11/19/2015 ∙ by Philipp Moritz, et al. ∙ 0 ∙ shareread it

Optimistic Concurrency Control for Distributed Unsupervised Learning
Research on distributed machine learning algorithms has focused primaril...
07/30/2013 ∙ by Xinghao Pan, et al. ∙ 0 ∙ shareread it

A LinearlyConvergent Stochastic LBFGS Algorithm
We propose a new stochastic LBFGS algorithm and prove a linear converge...
08/09/2015 ∙ by Philipp Moritz, et al. ∙ 0 ∙ shareread it

On the accuracy of selfnormalized loglinear models
Calculation of the lognormalizer is a major computational obstacle in a...
06/12/2015 ∙ by Jacob Andreas, et al. ∙ 0 ∙ shareread it
Michael I. Jordan
is this you? claim profile
Michael Irwin Jordan is an american scientist, professor in machine learning, statistical science and artificial intelligence at the University of California, and researcher in Berkeley. He is one of the leading figures in machine learning, and Science has reported him as the most important computer scientist in the world in 2016.
In 1978, Jordan received his BS magna cum laude degree in Psychology from Louisiana State University, his MS degree in Mathematics from Arizona State University in 1980 and his PhD in cognitive science from the University of California in San Diego in 1985. Jordan was a student of David Rumelhart and a member of the PDP Group in the 1980s at the University of California, San Diego.
Jordan currently is a full professor, working in the Department of Statistics and the Department of EECS at the University of California, Berkeley. From 1988 to 1998 he was professor in the Brain and Cognitive Sciences Department at MIT.
Jordan began to develop recurrent neural networks as a cognitive model in the 1980s. In recent years, his work has been less driven by a cognitive point of view and more by traditional statistics.
In the machinelearning community, Jordan popularized Bayesian networks and is known for pointing out links between machine learning and statistics. He was also prominent in formalizing variation methods for approximate inference and popularizing the machine learning expectative maximization algorithm.
In 2001, Jordan and others resigned from the Machine Learning editorial board.

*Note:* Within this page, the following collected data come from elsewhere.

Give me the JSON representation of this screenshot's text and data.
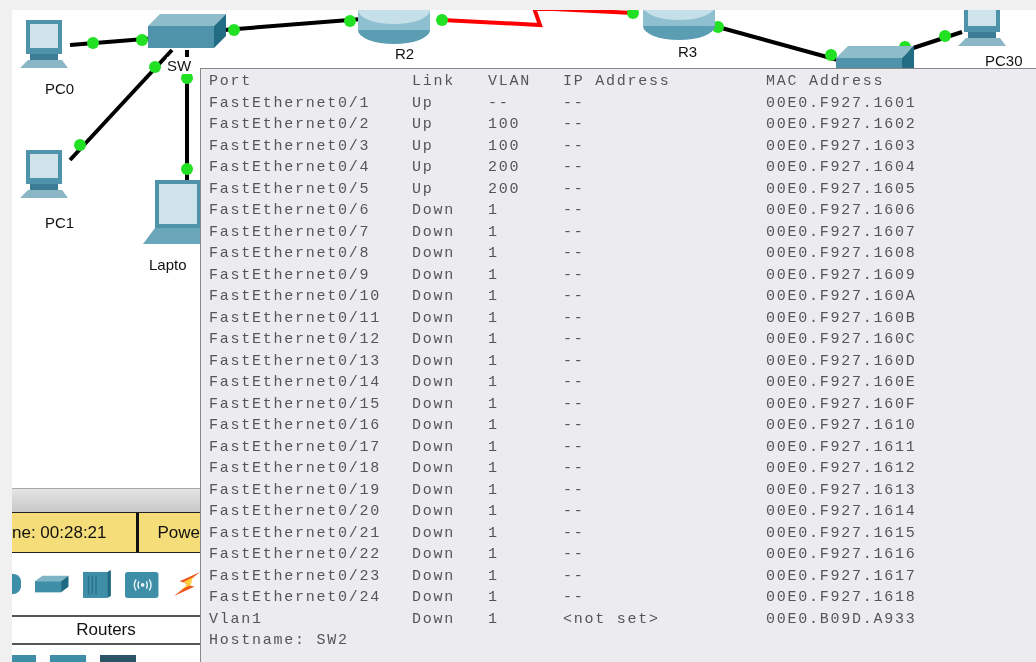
{
  "topology": {
    "nodes": [
      {
        "kind": "pc",
        "label": "PC0"
      },
      {
        "kind": "switch",
        "label": "SW"
      },
      {
        "kind": "router",
        "label": "R2"
      },
      {
        "kind": "router",
        "label": "R3"
      },
      {
        "kind": "switch"
      },
      {
        "kind": "pc",
        "label": "PC30"
      },
      {
        "kind": "pc",
        "label": "PC1"
      },
      {
        "kind": "laptop",
        "label": "Lapto"
      }
    ],
    "links": [
      {
        "color": "#000000"
      },
      {
        "color": "#000000"
      },
      {
        "color": "#ff0000"
      },
      {
        "color": "#000000"
      },
      {
        "color": "#000000"
      },
      {
        "color": "#000000"
      },
      {
        "color": "#000000"
      }
    ]
  },
  "status": {
    "time": "ne: 00:28:21",
    "power": "Powe"
  },
  "device_panel": {
    "category": "Routers"
  },
  "tooltip": {
    "columns": [
      "Port",
      "Link",
      "VLAN",
      "IP Address",
      "MAC Address"
    ],
    "rows": [
      [
        "FastEthernet0/1",
        "Up",
        "--",
        "--",
        "00E0.F927.1601"
      ],
      [
        "FastEthernet0/2",
        "Up",
        "100",
        "--",
        "00E0.F927.1602"
      ],
      [
        "FastEthernet0/3",
        "Up",
        "100",
        "--",
        "00E0.F927.1603"
      ],
      [
        "FastEthernet0/4",
        "Up",
        "200",
        "--",
        "00E0.F927.1604"
      ],
      [
        "FastEthernet0/5",
        "Up",
        "200",
        "--",
        "00E0.F927.1605"
      ],
      [
        "FastEthernet0/6",
        "Down",
        "1",
        "--",
        "00E0.F927.1606"
      ],
      [
        "FastEthernet0/7",
        "Down",
        "1",
        "--",
        "00E0.F927.1607"
      ],
      [
        "FastEthernet0/8",
        "Down",
        "1",
        "--",
        "00E0.F927.1608"
      ],
      [
        "FastEthernet0/9",
        "Down",
        "1",
        "--",
        "00E0.F927.1609"
      ],
      [
        "FastEthernet0/10",
        "Down",
        "1",
        "--",
        "00E0.F927.160A"
      ],
      [
        "FastEthernet0/11",
        "Down",
        "1",
        "--",
        "00E0.F927.160B"
      ],
      [
        "FastEthernet0/12",
        "Down",
        "1",
        "--",
        "00E0.F927.160C"
      ],
      [
        "FastEthernet0/13",
        "Down",
        "1",
        "--",
        "00E0.F927.160D"
      ],
      [
        "FastEthernet0/14",
        "Down",
        "1",
        "--",
        "00E0.F927.160E"
      ],
      [
        "FastEthernet0/15",
        "Down",
        "1",
        "--",
        "00E0.F927.160F"
      ],
      [
        "FastEthernet0/16",
        "Down",
        "1",
        "--",
        "00E0.F927.1610"
      ],
      [
        "FastEthernet0/17",
        "Down",
        "1",
        "--",
        "00E0.F927.1611"
      ],
      [
        "FastEthernet0/18",
        "Down",
        "1",
        "--",
        "00E0.F927.1612"
      ],
      [
        "FastEthernet0/19",
        "Down",
        "1",
        "--",
        "00E0.F927.1613"
      ],
      [
        "FastEthernet0/20",
        "Down",
        "1",
        "--",
        "00E0.F927.1614"
      ],
      [
        "FastEthernet0/21",
        "Down",
        "1",
        "--",
        "00E0.F927.1615"
      ],
      [
        "FastEthernet0/22",
        "Down",
        "1",
        "--",
        "00E0.F927.1616"
      ],
      [
        "FastEthernet0/23",
        "Down",
        "1",
        "--",
        "00E0.F927.1617"
      ],
      [
        "FastEthernet0/24",
        "Down",
        "1",
        "--",
        "00E0.F927.1618"
      ],
      [
        "Vlan1",
        "Down",
        "1",
        "<not set>",
        "00E0.B09D.A933"
      ]
    ],
    "hostname": "Hostname: SW2"
  }
}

They advocated less restrictive access in a public letter and committed support to a new open access newspaper, The Journal of Machine Learning Research, created by Leslie Kaelbling to support the development of machine learning.

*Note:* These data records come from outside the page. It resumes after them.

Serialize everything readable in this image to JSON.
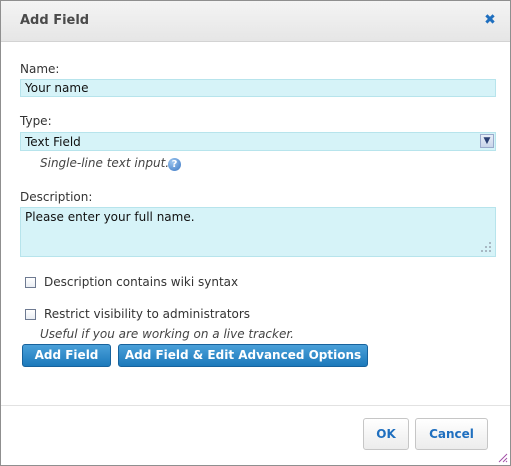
{
  "dialog": {
    "title": "Add Field",
    "close_icon": "close-icon"
  },
  "form": {
    "name_label": "Name:",
    "name_value": "Your name",
    "type_label": "Type:",
    "type_value": "Text Field",
    "type_hint": "Single-line text input.",
    "help_icon": "help-icon",
    "description_label": "Description:",
    "description_value": "Please enter your full name.",
    "wiki_syntax_label": "Description contains wiki syntax",
    "wiki_syntax_checked": false,
    "restrict_label": "Restrict visibility to administrators",
    "restrict_checked": false,
    "restrict_hint": "Useful if you are working on a live tracker."
  },
  "actions": {
    "add_field_label": "Add Field",
    "add_field_advanced_label": "Add Field & Edit Advanced Options"
  },
  "footer": {
    "ok_label": "OK",
    "cancel_label": "Cancel"
  },
  "colors": {
    "accent": "#1f6fbf",
    "field_bg": "#d6f3f8",
    "primary_button": "#2a86c8"
  }
}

Jordan has earned numerous awards, including the ACM  AAAI Allen Newell Award, the IEEE Pioneer Award for Neural Networks, and the NSF Young Investigator Award. This is a prize for the best paper award at the International Conference on Machine Learn. In 2010 he was appointed a Fellow for “contributions to the theory and application of machine training” in the Association for Machinery for Computing Machinery. Jordan belongs to the National Academy of Science, to the National Academy of Engineering and to the Academy of Arts and Sciences in the US.
He was named a Neyman lecturer and an Institute of Mathematical Statistics medallion lecturer. In 2015 he was awarded the David E. Rumelhart Prize and in 2009 received the ACM/AAAI Allen Newell Award.
In 2016 Jordan was identified by an analysis of published literature by the Semantic Scholar Project as the “most influential computer scientist.”